Introduction / Context:
This problem uses Newton second law of motion, which relates the net force acting on a body to the product of its mass and acceleration. The body speed changes from 12 m/s to 20 m/s over a specified time interval, so we can find its acceleration and then determine the force causing this acceleration. It is a straightforward application of kinematics and dynamics.

Given Data / Assumptions:

• Mass of the body, m = 5 kg.
• Initial velocity, u = 12 m/s.
• Final velocity, v = 20 m/s.
• Time interval, t = 4 s.
• The net force is constant, producing uniform acceleration.
• Motion is along a straight line.

Concept / Approach:
Acceleration a is defined as the rate of change of velocity, a = (v - u) / t. Once we compute acceleration, we apply Newton second law, F = m * a, to find the net force. Careful substitution and correct units are crucial. Since all values are small and neat, the arithmetic should be manageable, but attention must still be paid to the correct formula and order of operations.

Step-by-Step Solution:
Step 1: Compute the change in velocity: v - u = 20 m/s - 12 m/s = 8 m/s. Step 2: Use the definition of acceleration: a = (v - u) / t = 8 m/s / 4 s = 2 m/s^2. Step 3: Apply Newton second law: F = m * a. Step 4: Substitute the mass and acceleration: F = 5 kg * 2 m/s^2. Step 5: Multiply to get F = 10 kg·m/s^2. Step 6: Recognise that 1 kg·m/s^2 is 1 newton, so F = 10 N.

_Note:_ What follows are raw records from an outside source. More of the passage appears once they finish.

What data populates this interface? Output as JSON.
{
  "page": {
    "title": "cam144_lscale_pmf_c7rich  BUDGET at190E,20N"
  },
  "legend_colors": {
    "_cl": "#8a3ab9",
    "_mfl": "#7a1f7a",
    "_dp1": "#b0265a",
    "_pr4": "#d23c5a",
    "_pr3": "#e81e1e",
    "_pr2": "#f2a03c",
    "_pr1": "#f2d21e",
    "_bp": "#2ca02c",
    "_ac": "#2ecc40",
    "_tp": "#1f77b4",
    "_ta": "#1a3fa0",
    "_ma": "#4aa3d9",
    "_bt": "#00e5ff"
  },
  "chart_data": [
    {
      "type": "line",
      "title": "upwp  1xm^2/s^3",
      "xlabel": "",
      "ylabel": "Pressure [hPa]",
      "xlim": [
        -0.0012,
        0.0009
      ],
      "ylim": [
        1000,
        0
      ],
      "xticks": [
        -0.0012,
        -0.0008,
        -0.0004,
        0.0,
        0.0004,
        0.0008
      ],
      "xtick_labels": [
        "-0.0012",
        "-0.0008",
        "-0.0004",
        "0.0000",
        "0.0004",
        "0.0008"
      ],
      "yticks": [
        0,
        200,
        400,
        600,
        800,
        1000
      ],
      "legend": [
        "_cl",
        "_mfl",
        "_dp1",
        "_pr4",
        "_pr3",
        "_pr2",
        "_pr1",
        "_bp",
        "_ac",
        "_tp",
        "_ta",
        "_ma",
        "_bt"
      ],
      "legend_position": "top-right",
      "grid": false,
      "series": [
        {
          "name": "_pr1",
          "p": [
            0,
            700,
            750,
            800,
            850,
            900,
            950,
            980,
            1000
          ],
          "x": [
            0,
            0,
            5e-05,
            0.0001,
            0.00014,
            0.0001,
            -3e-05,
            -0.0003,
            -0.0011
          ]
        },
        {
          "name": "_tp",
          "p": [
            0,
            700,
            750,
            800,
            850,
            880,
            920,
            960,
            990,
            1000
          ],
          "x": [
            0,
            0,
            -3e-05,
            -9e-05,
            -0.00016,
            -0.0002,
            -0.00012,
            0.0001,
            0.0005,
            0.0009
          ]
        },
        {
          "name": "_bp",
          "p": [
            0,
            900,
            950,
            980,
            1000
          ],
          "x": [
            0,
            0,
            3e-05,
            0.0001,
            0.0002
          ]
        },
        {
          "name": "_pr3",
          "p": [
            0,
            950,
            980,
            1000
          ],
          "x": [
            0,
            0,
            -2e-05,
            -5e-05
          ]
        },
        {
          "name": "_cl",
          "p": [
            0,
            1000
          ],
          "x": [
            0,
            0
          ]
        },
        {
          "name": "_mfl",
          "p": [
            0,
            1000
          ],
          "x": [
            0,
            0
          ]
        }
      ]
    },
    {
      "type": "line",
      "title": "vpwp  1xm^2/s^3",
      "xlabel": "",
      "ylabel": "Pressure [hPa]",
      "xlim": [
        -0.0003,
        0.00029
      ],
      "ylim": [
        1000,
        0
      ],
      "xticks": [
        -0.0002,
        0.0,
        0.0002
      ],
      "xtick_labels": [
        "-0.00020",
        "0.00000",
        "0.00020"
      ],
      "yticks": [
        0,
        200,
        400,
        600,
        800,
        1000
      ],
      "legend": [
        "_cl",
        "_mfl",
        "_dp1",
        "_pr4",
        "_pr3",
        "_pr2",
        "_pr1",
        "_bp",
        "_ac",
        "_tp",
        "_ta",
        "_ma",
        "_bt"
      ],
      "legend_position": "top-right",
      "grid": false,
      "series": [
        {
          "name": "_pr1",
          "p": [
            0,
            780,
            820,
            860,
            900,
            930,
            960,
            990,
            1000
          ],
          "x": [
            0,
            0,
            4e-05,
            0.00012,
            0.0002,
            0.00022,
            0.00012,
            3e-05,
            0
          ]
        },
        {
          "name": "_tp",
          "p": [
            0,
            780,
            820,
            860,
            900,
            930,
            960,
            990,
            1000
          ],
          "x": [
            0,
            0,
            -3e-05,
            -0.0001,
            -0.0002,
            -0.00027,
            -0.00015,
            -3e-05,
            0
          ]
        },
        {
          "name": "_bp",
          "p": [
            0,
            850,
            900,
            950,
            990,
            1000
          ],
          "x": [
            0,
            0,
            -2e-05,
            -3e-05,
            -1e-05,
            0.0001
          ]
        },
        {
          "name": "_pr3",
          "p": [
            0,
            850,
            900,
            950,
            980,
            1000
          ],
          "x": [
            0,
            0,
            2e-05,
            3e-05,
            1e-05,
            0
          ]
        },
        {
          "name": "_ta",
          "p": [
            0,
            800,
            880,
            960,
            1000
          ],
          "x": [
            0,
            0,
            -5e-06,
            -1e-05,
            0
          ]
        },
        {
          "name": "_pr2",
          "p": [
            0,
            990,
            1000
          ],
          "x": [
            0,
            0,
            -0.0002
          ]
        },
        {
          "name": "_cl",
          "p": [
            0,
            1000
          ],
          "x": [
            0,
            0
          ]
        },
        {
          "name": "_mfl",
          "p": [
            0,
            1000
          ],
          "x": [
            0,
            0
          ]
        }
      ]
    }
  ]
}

Verification / Alternative check:
As a quick check, note that the acceleration is modest (2 m/s^2), and the mass is 5 kg, so a force of 10 N is reasonable. If you recompute acceleration with the numbers swapped or misread the time as 2 s, you would get different accelerations and forces, which would not match both the given velocities and time. Rechecking the arithmetic confirms the correctness of 2 m/s^2 and 10 N.

Why Other Options Are Wrong:
40 N: This would correspond to an acceleration of 8 m/s^2 for a 5 kg mass, which is inconsistent with the given change in velocity over 4 seconds.

20 N: This would correspond to an acceleration of 4 m/s^2, which would change velocity by 16 m/s in 4 seconds, not by 8 m/s.

80 N: This is far too large for the given rate of change of velocity and would imply an acceleration of 16 m/s^2, again inconsistent with the data.

Common Pitfalls:
Students sometimes plug values into the wrong kinematic formula or forget whether to subtract u from v or vice versa. Always remember that acceleration is (final velocity minus initial velocity) divided by time, and then apply F = m * a. Keeping units visible at each step helps avoid mixing up time and velocity or forgetting to square units where needed.

Final Answer:
The magnitude of the force acting on the body is 10 N.